During the pickup, a group meets up at the site and the volunteers are told how to pick out the freshest, best flowers with long stems and tight blooms that are likely to last. These flowers are brought back to the hospital where one of the volunteer office spaces is transformed into a bouquet-making hub. Added to each bouquet is a pretty tag from The Simple Flower with a few handwritten words from the volunteers so patients know that they are really there for them
The following day, the flowers are distributed to patients. Love explained to NBC12 that their first priority is giving them to patients receiving palliative care who are nearing the end of life. Then “the extra bouquets that we create are distributed throughout the hospital including to COVID patients,” she adds.

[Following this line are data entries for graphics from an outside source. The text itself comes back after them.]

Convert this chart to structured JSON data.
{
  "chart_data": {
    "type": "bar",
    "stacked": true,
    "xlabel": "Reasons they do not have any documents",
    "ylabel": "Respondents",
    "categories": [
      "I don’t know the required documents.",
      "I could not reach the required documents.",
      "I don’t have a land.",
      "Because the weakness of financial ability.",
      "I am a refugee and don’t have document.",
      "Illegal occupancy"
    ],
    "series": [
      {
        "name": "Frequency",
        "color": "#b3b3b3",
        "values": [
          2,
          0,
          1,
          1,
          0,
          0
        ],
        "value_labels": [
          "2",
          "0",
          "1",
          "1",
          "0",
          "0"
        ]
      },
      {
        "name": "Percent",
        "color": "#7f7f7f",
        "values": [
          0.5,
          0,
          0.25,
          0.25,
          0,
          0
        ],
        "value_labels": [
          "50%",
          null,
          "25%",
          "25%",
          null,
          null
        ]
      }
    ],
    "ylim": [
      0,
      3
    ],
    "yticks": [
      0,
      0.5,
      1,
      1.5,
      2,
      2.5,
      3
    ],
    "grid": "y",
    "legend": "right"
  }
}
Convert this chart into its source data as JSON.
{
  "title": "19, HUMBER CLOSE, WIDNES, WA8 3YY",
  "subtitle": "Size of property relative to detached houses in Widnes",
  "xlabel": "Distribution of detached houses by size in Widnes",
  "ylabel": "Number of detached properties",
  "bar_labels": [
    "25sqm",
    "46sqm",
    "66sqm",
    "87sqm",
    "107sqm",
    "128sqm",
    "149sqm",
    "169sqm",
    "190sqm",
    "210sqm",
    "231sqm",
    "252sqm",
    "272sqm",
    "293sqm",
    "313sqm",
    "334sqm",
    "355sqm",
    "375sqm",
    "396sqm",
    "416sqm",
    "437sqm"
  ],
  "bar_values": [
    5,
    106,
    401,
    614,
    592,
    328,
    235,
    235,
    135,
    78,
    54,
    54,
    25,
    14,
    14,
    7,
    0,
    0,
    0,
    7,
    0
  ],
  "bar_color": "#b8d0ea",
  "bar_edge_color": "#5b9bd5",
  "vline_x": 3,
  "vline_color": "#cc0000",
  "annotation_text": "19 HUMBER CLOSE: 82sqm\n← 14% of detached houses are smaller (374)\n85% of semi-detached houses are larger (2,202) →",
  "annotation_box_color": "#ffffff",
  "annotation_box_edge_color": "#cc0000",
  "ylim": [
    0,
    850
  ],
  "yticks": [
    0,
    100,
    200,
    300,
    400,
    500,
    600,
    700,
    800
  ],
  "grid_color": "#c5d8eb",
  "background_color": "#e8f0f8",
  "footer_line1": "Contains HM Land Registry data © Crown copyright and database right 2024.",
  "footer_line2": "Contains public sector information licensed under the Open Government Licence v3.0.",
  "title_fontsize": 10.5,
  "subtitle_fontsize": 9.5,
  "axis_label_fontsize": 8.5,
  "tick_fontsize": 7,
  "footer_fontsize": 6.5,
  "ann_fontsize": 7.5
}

Why did Love name her organization “The Simple Sunflower”? As she explains in their video: “I have always been drawn to sunflowers as a flower type because I think they represent a lot of positivity.” She chose the word simple because it feels accessible and because for her it’s an antidote to the complicated world of medicine.
Love also shares that her family think that this work suits her personality perfectly. She speaks proudly of the wonderful feedback from the recipients and their families, but also from the couples who are thrilled that they are putting the flowers from their big day to good use.
For Love, her work with The Simple Sunflower reminds her of the “humanism that’s in medicine” as reported by NBC12. She says that giving back to patients in this way fulfils a different need that’s more about donation and gratitude. “People are excited about it. That’s definitely the end goal that we’re always working toward. My work with The Simple Sunflower reminds me that there is a person and a human being behind every medical test that you do… and to me that means the most.”
With her upcoming move to Portland, Oregon, where she will start her residency in diagnostic radiology, Love hopes to take the project to more cities and medical schools, reported Arkansas Online.
Perhaps this is because she never fails to be moved by the happiness that is clearly evident in the faces of bouquet recipients. As she says to this publication: “Being able to help deliver the flowers to those patients is very meaningful because you just see those patients’ faces light up… You connect with them on a different level.”